Dalton's dignity has been contrasted by nauseating radio talkback where callers began with "I'm not a sailor but ..." and proceeded to give their 'expert insight' aka 'the latest conspiracy theory' into why their so-called 'national team' was robbed.
Three names spring to mind as possible recruits: Sir Russell Coutts, Brad Butterworth and Sir Ben Ainslie. Feel free to cherry-pick any nationalities for the boat too. It is, despite misconceptions, a corporate-sponsored event; the Formula One of sailing. You don't hear too many complaints when those dreaded Johnny Foreigners get recruited with success for the Warriors or the Breakers.
The value of any government investment would be aligned to what it could deliver in pragmatic terms for industries like boat-building and as a tourism and sporting spectacle on New Zealand waters.

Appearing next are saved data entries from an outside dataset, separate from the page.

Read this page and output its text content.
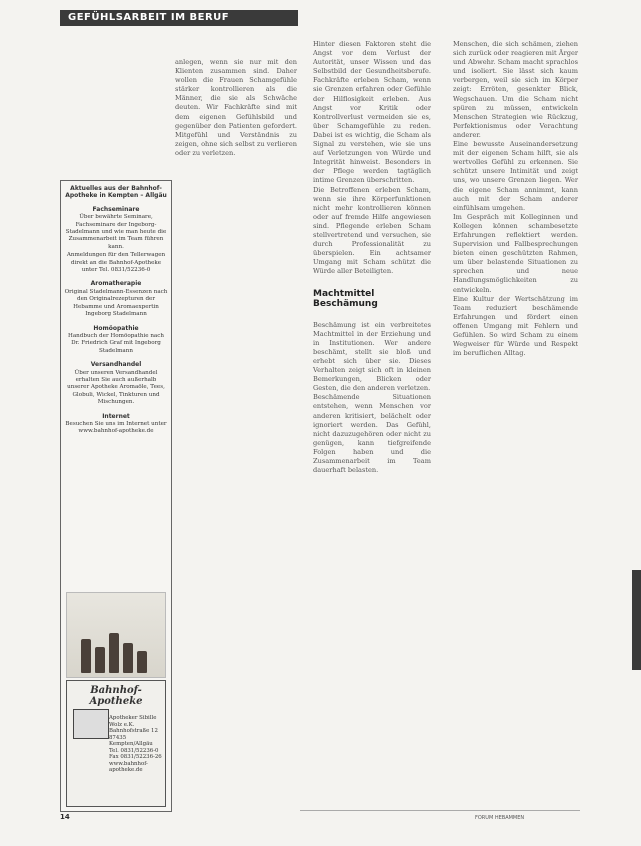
GEFÜHLSARBEIT IM BERUF

anlegen, wenn sie nur mit den Klienten zusammen sind. Daher wollen die Frauen Schamgefühle stärker kontrollieren als die Männer, die sie als Schwäche deuten. Wir Fachkräfte sind mit dem eigenen Gefühlsbild und gegenüber den Patienten gefordert. Mitgefühl und Verständnis zu zeigen, ohne sich selbst zu verlieren oder zu verletzen.

Hinter diesen Faktoren steht die Angst vor dem Verlust der Autorität, unser Wissen und das Selbstbild der Gesundheitsberufe. Fachkräfte erleben Scham, wenn sie Grenzen erfahren oder Gefühle der Hilflosigkeit erleben. Aus Angst vor Kritik oder Kontrollverlust vermeiden sie es, über Schamgefühle zu reden. Dabei ist es wichtig, die Scham als Signal zu verstehen, wie sie uns auf Verletzungen von Würde und Integrität hinweist. Besonders in der Pflege werden tagtäglich intime Grenzen überschritten.

Die Betroffenen erleben Scham, wenn sie ihre Körperfunktionen nicht mehr kontrollieren können oder auf fremde Hilfe angewiesen sind. Pflegende erleben Scham stellvertretend und versuchen, sie durch Professionalität zu überspielen. Ein achtsamer Umgang mit Scham schützt die Würde aller Beteiligten.

Machtmittel Beschämung

Beschämung ist ein verbreitetes Machtmittel in der Erziehung und in Institutionen. Wer andere beschämt, stellt sie bloß und erhebt sich über sie. Dieses Verhalten zeigt sich oft in kleinen Bemerkungen, Blicken oder Gesten, die den anderen verletzen.

Beschämende Situationen entstehen, wenn Menschen vor anderen kritisiert, belächelt oder ignoriert werden. Das Gefühl, nicht dazuzugehören oder nicht zu genügen, kann tiefgreifende Folgen haben und die Zusammenarbeit im Team dauerhaft belasten.

Menschen, die sich schämen, ziehen sich zurück oder reagieren mit Ärger und Abwehr. Scham macht sprachlos und isoliert. Sie lässt sich kaum verbergen, weil sie sich im Körper zeigt: Erröten, gesenkter Blick, Wegschauen. Um die Scham nicht spüren zu müssen, entwickeln Menschen Strategien wie Rückzug, Perfektionismus oder Verachtung anderer.

Eine bewusste Auseinandersetzung mit der eigenen Scham hilft, sie als wertvolles Gefühl zu erkennen. Sie schützt unsere Intimität und zeigt uns, wo unsere Grenzen liegen. Wer die eigene Scham annimmt, kann auch mit der Scham anderer einfühlsam umgehen.

Im Gespräch mit Kolleginnen und Kollegen können schambesetzte Erfahrungen reflektiert werden. Supervision und Fallbesprechungen bieten einen geschützten Rahmen, um über belastende Situationen zu sprechen und neue Handlungsmöglichkeiten zu entwickeln.

Eine Kultur der Wertschätzung im Team reduziert beschämende Erfahrungen und fördert einen offenen Umgang mit Fehlern und Gefühlen. So wird Scham zu einem Wegweiser für Würde und Respekt im beruflichen Alltag.

Aktuelles aus der Bahnhof-Apotheke in Kempten – Allgäu
Fachseminare

Über bewährte Seminare, Fachseminare der Ingeborg-Stadelmann und wie man heute die Zusammenarbeit im Team führen kann.

Anmeldungen für den Tellerwagen direkt an die Bahnhof-Apotheke unter Tel. 0831/52236-0

Aromatherapie

Original Stadelmann-Essenzen nach den Originalrezepturen der Hebamme und Aromaexpertin Ingeborg Stadelmann

Homöopathie

Handbuch der Homöopathie nach Dr. Friedrich Graf mit Ingeborg Stadelmann

Versandhandel

Über unseren Versandhandel erhalten Sie auch außerhalb unserer Apotheke Aromaöle, Tees, Globuli, Wickel, Tinkturen und Mischungen.

Internet

Besuchen Sie uns im Internet unter www.bahnhof-apotheke.de

Bahnhof-Apotheke
Apotheker Sibille Wolz e.K.
Bahnhofstraße 12
87435 Kempten/Allgäu
Tel. 0831/52236-0
Fax 0831/52236-26
www.bahnhof-apotheke.de
14	FORUM HEBAMMEN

Coutts is a sailing genius, arguably the best nautical mind this country has produced . Butterworth's eyes are like US military-issue binoculars when it comes to identifying zephyrs of breeze. Ainslie was part of the ETNZ campaign in the 2007 America's Cup. Given his impact on this regatta - and the fact he'd love to drive a British syndicate - it'd be hard to match his price tag or patriotic calling.
Whatever the decision, the government needs to act quickly. Populist polling to get the people's verdict is presumably underway, but the clock is ticking. Dalton has said most team members would only switch through necessity, but who could blame them if it guarantees the bills get paid while the government hesitates.